H2O2 preferentially synergizes with nitroprusside to induce apoptosis associated with superoxide dismutase dysregulation in human melanoma irrespective of p53 status: Antagonism by o-phenanthroline

The pro-oxidant hydrogen peroxide (H₂O₂) is converted to a reactive oxygen species by transition metals like iron. Since mutations in the p53 tumor suppressor gene contribute to drug resistance, we used genetically-matched human C8161 melanoma harbouring wt or DN-R175H mutant p53, to investigate the influence of p53 status on the potentiation of H₂O₂ toxicity by: (a) intact sodium nitroprusside or nitroferricyanide (SNP), (b) its light-exhausted NO-depleted form (lex-SNP), (c) potassium ferricyanide, or (d) ferric ammonium sulphate. Whereas single treatments with SNP or H₂O₂ were partly cytotoxic, preferentially potentiation of H₂O₂ toxicity was evidenced with intact or lex-SNP. No comparable increase of H₂O₂ toxicity was induced by ferricyanide, ferric ammonium sulphate or S-nitroso-N-acetyl penicillamine (SNAP), a known NO donor lacking iron.

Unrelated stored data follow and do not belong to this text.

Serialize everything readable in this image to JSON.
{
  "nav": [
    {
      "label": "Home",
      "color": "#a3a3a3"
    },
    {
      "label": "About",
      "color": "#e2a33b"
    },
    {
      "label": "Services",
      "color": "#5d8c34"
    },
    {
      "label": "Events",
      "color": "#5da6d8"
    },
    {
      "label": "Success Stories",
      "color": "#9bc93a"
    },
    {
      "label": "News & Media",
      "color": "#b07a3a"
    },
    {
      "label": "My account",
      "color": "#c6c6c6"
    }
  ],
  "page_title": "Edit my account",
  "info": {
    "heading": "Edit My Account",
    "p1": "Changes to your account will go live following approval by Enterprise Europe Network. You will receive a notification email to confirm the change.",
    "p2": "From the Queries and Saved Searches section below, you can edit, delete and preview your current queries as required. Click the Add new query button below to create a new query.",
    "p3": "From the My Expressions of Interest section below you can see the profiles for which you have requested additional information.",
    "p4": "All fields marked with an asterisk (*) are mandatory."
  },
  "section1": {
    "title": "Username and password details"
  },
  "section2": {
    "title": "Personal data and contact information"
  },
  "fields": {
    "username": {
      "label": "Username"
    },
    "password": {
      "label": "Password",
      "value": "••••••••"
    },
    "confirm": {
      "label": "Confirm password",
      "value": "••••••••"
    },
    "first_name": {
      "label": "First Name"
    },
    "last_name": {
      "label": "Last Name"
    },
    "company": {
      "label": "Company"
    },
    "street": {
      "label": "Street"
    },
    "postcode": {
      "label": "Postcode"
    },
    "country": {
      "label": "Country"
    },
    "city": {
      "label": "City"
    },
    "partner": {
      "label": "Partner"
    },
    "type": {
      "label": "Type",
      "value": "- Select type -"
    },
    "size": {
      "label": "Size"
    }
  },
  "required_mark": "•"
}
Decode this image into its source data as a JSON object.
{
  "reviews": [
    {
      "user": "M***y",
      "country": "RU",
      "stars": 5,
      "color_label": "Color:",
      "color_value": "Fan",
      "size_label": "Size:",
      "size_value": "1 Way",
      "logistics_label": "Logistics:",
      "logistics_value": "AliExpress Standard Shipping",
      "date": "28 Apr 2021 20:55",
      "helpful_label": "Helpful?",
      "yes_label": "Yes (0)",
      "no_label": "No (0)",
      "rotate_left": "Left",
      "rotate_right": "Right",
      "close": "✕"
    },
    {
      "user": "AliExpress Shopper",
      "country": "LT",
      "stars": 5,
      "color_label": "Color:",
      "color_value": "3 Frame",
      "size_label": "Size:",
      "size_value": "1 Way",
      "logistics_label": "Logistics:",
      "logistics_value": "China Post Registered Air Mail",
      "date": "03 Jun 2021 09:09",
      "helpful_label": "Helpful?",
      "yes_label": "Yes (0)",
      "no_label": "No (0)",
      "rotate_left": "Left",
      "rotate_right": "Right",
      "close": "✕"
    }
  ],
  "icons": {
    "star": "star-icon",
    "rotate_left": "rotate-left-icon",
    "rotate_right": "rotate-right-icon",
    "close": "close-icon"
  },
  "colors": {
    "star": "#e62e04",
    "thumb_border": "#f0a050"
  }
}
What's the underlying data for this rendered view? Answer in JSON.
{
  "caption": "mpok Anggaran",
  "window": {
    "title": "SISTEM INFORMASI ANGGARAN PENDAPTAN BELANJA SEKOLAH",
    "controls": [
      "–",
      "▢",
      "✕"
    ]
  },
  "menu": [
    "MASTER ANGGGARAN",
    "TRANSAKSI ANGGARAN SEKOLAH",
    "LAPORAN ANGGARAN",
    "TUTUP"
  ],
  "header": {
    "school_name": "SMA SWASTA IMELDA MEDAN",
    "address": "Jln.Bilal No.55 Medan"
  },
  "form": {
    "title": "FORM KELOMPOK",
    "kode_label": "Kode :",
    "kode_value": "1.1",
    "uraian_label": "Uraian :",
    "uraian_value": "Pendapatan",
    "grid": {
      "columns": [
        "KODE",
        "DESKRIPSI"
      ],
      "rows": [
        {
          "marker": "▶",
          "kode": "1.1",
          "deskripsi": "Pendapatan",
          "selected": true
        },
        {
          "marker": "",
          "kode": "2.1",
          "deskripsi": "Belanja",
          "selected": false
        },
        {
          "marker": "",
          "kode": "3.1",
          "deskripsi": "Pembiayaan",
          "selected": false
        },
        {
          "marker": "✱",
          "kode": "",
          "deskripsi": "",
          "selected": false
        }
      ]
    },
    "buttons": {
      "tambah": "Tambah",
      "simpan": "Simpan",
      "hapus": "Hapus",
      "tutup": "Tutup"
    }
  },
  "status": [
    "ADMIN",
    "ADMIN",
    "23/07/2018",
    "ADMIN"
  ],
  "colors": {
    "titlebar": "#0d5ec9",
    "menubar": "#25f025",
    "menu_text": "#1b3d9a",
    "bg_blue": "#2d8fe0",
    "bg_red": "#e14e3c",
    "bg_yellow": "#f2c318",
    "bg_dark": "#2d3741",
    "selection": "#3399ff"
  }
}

Immune blotting revealed apoptosis-associated PARP cleavage induced by SNP + H₂O₂] irrespective of p53 status. This correlated with an eightfold induction of Mn-SOD; SOD2] in wt p53 melanoma cells, and with a super-induction of the same enzyme reciprocal with loss of Cu,Zn-SOD; SOD1], in mutant p53 cells. All these changes were antagonized by the anti-oxidant N-acetylcysteine or the iron chelator o-phenanthroline. We hypothesize that superoxide dismutase imbalance and iron-dependent redox changes involving OH species generated from a Fenton reaction between SNP + H₂O₂], may be important in this anti-tumor activity. Although tumor drug resistance is frequently associated with DN-p53 mutations, our data shows for the first time the preferential ability of SNP to enhance H₂O₂ toxicity, irrespective of p53 status.